A tentative friendship strikes up amid the edgy happenings. Christopher Abbott plays a brooding and volatile hitman who messes up the task of killing the husband of one woman (Imogen Poots) by killing three, including the husband of another woman (Rosemarie DeWitt) who has a thing going on with Jon  Bernthal, the owner of the local motel where the hitman just happens to be staying. Small town. But that’s where it gets complicated. He has to stay; he’s waiting for his money and Poots can’t pay. While he’s fuming, he recognizes Bernthal as a former rodeo champ (from down in Virginia, an inconvenient remnant of an earlier version of the script). They have ideas and memories to share and quirks of personality to reveal  until inevitably the mood of the film tightens and something has to blow. It all plays well, though the cinematography goes overboard in making it dark and moody. (Park Theatre)        3 out of 5

THE DANCER (LA DANSEUSE): Even truncated as it is and in spots less than factual, this is an intriguing story. Loïe Fuller (real name Marie-Louise Fuller) was the most famous dancer on earth back in the Belle Epoque era. That was the roughly 40 years before World War I. She wowed audiences at the Follies Bergere in Paris, including artists and filmmakers, with her flamboyant "Serpentine Dance." She swooped and swayed the voluminous folds of her dress like sails while intricate lighting displays added drama. Later she performed at the prestigious Paris Opera and on tours.

 

The film shows where she came from, the American Midwest. She, played by the musician Soko, was the daughter of a goldminer (who was murdered) and a temperance campaigner mother. In New York, she felt her dance was not taken seriously but a debonair French count (Gaspard Ulliel) lured her to Paris where she promoted herself into the arts community. Soko does well to convey her artistic drive and the emotional ups and downs in pursuing it.
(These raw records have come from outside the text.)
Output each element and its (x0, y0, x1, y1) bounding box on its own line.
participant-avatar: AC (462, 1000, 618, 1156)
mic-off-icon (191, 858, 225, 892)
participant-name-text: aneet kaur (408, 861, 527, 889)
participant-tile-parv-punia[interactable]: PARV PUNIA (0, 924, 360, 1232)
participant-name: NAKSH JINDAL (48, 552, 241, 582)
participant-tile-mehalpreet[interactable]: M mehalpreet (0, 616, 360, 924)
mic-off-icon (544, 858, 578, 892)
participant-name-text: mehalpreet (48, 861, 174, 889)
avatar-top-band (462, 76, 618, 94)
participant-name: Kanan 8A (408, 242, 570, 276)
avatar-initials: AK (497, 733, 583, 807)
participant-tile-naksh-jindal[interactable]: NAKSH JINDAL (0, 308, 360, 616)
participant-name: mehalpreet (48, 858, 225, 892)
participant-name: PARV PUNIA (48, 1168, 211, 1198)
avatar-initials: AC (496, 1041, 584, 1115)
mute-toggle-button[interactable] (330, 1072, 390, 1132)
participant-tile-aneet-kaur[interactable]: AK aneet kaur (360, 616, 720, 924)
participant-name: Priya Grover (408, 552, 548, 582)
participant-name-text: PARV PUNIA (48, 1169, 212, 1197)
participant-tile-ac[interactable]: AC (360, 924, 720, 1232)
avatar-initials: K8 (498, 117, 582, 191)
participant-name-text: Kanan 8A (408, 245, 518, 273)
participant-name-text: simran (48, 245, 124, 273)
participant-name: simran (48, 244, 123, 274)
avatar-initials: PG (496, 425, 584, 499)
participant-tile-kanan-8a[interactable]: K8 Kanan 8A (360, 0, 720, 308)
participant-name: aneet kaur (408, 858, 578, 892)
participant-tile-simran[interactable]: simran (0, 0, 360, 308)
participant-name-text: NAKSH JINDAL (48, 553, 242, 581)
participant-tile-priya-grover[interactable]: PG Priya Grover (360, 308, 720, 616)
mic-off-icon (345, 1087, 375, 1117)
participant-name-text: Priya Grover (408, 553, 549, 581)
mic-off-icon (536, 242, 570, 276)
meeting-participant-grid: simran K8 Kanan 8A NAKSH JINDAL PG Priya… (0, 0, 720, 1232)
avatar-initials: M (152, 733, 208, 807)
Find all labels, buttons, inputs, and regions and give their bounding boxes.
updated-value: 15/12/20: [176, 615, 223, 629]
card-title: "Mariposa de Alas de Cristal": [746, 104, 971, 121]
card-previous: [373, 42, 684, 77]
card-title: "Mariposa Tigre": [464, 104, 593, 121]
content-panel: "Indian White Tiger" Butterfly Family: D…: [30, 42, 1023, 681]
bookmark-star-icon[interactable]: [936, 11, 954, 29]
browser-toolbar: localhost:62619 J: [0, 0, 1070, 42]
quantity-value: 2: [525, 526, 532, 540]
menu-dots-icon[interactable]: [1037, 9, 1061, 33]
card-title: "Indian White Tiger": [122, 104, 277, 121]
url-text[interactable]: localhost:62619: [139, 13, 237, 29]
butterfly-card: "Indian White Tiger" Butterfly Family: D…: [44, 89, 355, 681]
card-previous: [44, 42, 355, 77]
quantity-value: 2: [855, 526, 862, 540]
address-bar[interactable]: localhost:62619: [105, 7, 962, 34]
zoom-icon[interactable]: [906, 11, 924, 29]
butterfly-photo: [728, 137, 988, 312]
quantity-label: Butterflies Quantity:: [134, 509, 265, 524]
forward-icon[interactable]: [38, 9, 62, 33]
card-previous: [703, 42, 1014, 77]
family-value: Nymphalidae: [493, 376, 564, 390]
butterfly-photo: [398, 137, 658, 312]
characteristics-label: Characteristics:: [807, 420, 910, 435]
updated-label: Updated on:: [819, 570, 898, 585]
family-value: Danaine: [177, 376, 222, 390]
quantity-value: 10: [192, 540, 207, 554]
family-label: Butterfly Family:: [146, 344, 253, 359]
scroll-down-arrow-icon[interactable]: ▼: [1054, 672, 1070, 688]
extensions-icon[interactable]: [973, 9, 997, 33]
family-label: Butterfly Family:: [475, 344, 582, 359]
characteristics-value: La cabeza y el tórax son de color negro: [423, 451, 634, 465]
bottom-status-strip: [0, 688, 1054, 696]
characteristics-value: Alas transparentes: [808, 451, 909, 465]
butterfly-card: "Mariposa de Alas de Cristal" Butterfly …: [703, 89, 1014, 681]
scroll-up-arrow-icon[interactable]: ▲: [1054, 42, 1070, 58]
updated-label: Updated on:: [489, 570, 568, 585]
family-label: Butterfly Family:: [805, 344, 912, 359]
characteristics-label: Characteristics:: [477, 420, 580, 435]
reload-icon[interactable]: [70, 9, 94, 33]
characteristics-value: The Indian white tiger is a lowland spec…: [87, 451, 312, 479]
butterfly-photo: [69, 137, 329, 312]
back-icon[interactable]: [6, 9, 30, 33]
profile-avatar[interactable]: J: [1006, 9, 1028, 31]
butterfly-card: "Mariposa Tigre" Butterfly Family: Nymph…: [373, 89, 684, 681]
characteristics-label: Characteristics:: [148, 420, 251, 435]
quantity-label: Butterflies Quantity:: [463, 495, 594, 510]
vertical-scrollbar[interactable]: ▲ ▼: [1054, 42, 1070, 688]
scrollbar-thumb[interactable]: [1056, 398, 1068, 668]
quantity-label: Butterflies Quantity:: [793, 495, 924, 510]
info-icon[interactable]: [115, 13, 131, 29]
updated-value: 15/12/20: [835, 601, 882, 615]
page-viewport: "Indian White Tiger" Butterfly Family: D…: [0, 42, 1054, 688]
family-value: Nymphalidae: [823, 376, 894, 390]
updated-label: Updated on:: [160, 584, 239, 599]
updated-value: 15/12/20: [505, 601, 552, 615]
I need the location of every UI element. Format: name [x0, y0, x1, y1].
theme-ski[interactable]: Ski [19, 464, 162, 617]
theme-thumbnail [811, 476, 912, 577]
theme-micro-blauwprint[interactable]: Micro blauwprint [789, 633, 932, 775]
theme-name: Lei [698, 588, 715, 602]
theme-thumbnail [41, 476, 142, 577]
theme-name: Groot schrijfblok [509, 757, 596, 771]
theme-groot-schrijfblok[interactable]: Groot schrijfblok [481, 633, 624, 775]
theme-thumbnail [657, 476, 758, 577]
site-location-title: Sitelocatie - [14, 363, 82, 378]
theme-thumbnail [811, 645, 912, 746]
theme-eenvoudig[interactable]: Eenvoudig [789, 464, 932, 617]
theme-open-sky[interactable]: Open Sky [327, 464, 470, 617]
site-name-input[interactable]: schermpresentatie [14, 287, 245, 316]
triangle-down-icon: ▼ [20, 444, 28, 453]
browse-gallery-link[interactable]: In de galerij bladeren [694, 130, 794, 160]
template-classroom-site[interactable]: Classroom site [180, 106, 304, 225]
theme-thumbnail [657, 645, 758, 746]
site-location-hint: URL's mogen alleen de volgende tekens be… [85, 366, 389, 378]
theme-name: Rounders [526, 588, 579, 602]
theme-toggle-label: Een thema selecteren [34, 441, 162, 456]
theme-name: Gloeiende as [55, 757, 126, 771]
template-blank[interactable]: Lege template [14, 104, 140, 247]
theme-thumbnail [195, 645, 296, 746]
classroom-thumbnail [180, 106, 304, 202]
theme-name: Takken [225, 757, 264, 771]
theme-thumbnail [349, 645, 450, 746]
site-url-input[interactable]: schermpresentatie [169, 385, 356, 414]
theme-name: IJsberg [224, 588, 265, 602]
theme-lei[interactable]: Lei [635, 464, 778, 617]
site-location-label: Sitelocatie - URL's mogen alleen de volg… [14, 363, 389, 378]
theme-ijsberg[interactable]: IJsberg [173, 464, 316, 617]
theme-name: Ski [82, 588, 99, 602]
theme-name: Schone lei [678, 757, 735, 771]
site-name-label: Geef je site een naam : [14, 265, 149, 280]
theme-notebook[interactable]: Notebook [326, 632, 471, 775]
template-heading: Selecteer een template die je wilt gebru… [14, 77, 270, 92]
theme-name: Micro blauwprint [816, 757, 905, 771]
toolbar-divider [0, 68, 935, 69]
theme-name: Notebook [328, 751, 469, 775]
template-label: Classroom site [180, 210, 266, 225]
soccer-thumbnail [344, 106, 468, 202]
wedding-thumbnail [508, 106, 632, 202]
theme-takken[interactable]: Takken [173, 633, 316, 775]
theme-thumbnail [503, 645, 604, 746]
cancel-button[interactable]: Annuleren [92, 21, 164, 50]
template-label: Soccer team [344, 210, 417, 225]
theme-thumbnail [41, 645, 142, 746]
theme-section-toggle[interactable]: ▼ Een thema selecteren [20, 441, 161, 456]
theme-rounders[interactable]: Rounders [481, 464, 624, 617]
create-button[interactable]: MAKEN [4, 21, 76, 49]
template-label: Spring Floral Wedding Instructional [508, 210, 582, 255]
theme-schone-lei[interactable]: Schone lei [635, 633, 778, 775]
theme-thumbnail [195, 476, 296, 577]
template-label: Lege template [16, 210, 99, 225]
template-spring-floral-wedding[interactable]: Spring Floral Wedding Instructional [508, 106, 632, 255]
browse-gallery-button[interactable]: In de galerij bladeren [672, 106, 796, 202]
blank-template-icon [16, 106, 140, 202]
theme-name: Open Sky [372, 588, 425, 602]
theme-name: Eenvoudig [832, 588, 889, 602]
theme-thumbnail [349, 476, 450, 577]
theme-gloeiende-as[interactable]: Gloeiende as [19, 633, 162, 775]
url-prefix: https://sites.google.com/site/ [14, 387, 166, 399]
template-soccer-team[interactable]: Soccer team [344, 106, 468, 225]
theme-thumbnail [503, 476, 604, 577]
The bare bones of that are true. There’s a lot missing in the film though, including a good indication of what made her dance so revolutionary. What we do get is a long focus on an unrequited love for a new dancer, Isadora Duncan (played by Lily-Rose Depp, Johnny’s extremely pretty daughter). That got it entered into a queer film competition at Cannes, although it’s hardly that. The film shows only yearning and flirting and not much of the mentoring that really characterized their relationship. This first film by Stéphanie Di Giusto is only partially successful. (The Park) 3 out of 5

c̓əsnaʔəm: THE CITY BEFORE THE CITY: We’re told so often told that we live on land the Musqueam people consider their traditional territory and have never ceded that I was very interested to see this film. It puts some substance behind that statement by showing what was here before the settlers came. It shows us maps with place names, though much too briefly. Speakers talk of a shellfish area destroyed by a log storage and how the Iona jetty changed the water flow. And how Vancouver, basically a peninsula, used to be an island. That’s stuff we should know, but we get too little of it. The film spends most of its time at the five-month protest back in 2012 that stopped a condo development on Marine Drive, between the Alex Fraser Bridge and the Metro Theatre.